Selasa, 16 April 2013

KONTROVERSI UJIAN NASIONAL (UN)


 KONTROVERSI UJIAN NASIONAL (UN)
“STANDAR KELULUSAN, PEMETAAN ATAU PROYEK”
Oleh;
EKA OCTA NUGRAHA
            Hasil Ujian Nasional (UN) tidak identik dengan kualitas pendidikan di Tanah Air. Terlebih dengan adanya indikasi kebocoran dan kecurangan dalam pelaksanaan UN.  Hal lain yang perlu diperhatikan adalah pemetaan sebaiknya tidak dilakukan tiap tahun, hasilnya tidak perlu direkayasa, dan meliputi semua mata pelajaran. Selain itu, biaya yang dikeluarkan pemerintah tiap tahun untuk penyelenggaraan UN tidaklah sedikit.

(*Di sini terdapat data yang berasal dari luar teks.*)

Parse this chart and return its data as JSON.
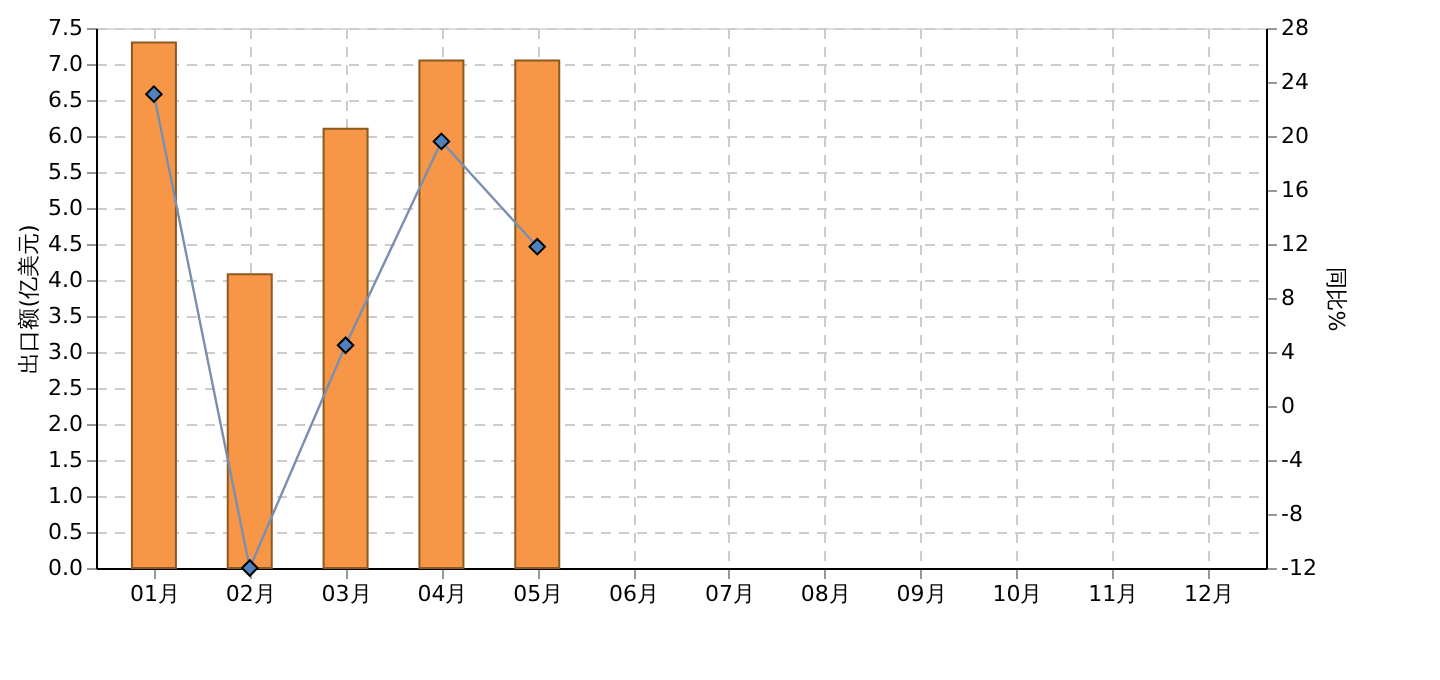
{
  "chart_data": {
    "type": "bar",
    "categories": [
      "01月",
      "02月",
      "03月",
      "04月",
      "05月",
      "06月",
      "07月",
      "08月",
      "09月",
      "10月",
      "11月",
      "12月"
    ],
    "ylabel": "出口额(亿美元)",
    "y2label": "同比%",
    "series": [
      {
        "type": "bar",
        "color": "#f79646",
        "values": [
          7.3,
          4.08,
          6.1,
          7.05,
          7.05,
          null,
          null,
          null,
          null,
          null,
          null,
          null
        ]
      },
      {
        "type": "line",
        "axis": "y2",
        "color": "#4f81bd",
        "marker": "diamond",
        "values": [
          23.1,
          -12,
          4.5,
          19.6,
          11.8,
          null,
          null,
          null,
          null,
          null,
          null,
          null
        ]
      }
    ],
    "ylim": [
      0,
      7.5
    ],
    "yticks": [
      {
        "value": 0,
        "label": "0.0"
      },
      0.5,
      {
        "value": 1,
        "label": "1.0"
      },
      1.5,
      {
        "value": 2,
        "label": "2.0"
      },
      2.5,
      {
        "value": 3,
        "label": "3.0"
      },
      3.5,
      {
        "value": 4,
        "label": "4.0"
      },
      4.5,
      {
        "value": 5,
        "label": "5.0"
      },
      5.5,
      {
        "value": 6,
        "label": "6.0"
      },
      6.5,
      {
        "value": 7,
        "label": "7.0"
      },
      7.5
    ],
    "y2lim": [
      -12,
      28
    ],
    "y2ticks": [
      -12,
      -8,
      -4,
      0,
      4,
      8,
      12,
      16,
      20,
      24,
      28
    ],
    "grid": true
  }
}
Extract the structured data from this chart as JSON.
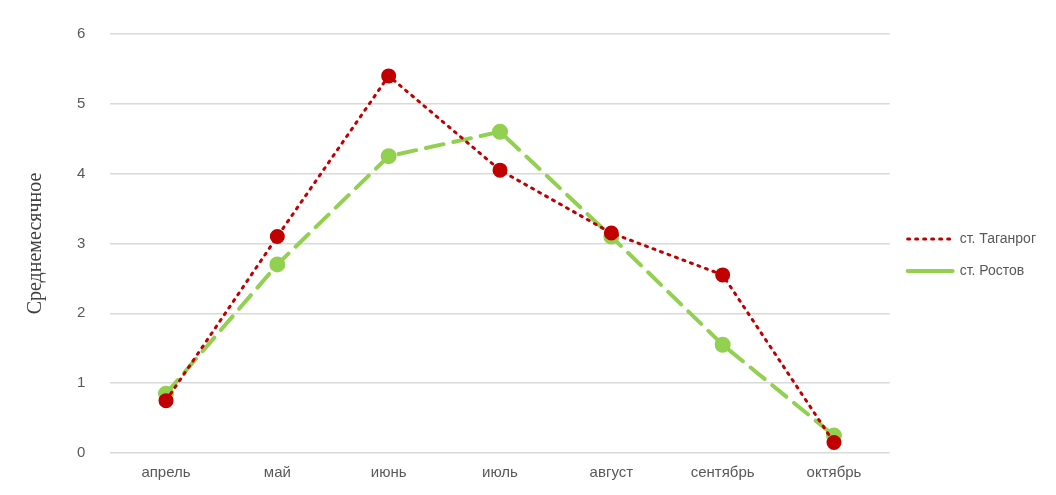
{
  "chart_data": {
    "type": "line",
    "ylabel": "Среднемесячное",
    "categories": [
      "апрель",
      "май",
      "июнь",
      "июль",
      "август",
      "сентябрь",
      "октябрь"
    ],
    "series": [
      {
        "name": "ст. Ростов",
        "color": "#92d050",
        "line_style": "dashed",
        "values": [
          0.85,
          2.7,
          4.25,
          4.6,
          3.1,
          1.55,
          0.25
        ]
      },
      {
        "name": "ст. Таганрог",
        "color": "#c00000",
        "line_style": "dotted",
        "values": [
          0.75,
          3.1,
          5.4,
          4.05,
          3.15,
          2.55,
          0.15
        ]
      }
    ],
    "ylim": [
      0,
      6
    ],
    "yticks": [
      0,
      1,
      2,
      3,
      4,
      5,
      6
    ],
    "grid": "y",
    "legend": "right",
    "marker": "circle"
  }
}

            Tahun 2004, Depdiknas melalui RAPBN mengajukan anggaran untuk UN  sebesar RP. 500 Miliar rupiah kepada DPR ( Kompas, 12/3 ). Tapi, apakah benar dengan biaya sebesar itu akan meningkatkan mutu pendidikan ? jangan-jangan UN hanya akan menjadi sebuah proyek untuk memperkaya elite politik. Sudah menjadi rahasia umum bahwa sekolah yang ingin anak didiknya “diperhatikan” dan diberi “kemudahan” harus pintar-pintar membuat koneksi dengan para birokrat pendidikan, dan tentu saja hal ini akan membuat pundi-pundi rupiah mereka kian melambung. Sehingga  permasalahan yang di bahas dalam makalah ini adalah “ Apakah Ujian Nasional (UN) merupakan pemetaan, kelulusan, atau proyek dalam dunia Pendidikan di Indonesia? “.
Saat ini Ujian Nasional sering dimanfaatkan untuk kepentingan diluar pendidikan, seperti kepentingan politik dari para pemegang kebijakan pendidikan atau kepentingan ekonomi bagi segelintir orang. Oleh karena itu, tidak heran dalam pelaksanaannya banyak ditemukan kasus kebocoran soal, nyontek yang sistemik dan disengaja, merekayasa hasil pekerjaan siswa dan bentuk-bentuk kecurangan lainnya. Bisa kita lihat dari kualitas pendidikan kita yang hanya diukur berdasarkan hasil kelulusan UN saja. Bagaimana jadinya bangsa ini, jika kualitas sumber daya manusia Indonesia hanya dilihat dari hasil UN saja.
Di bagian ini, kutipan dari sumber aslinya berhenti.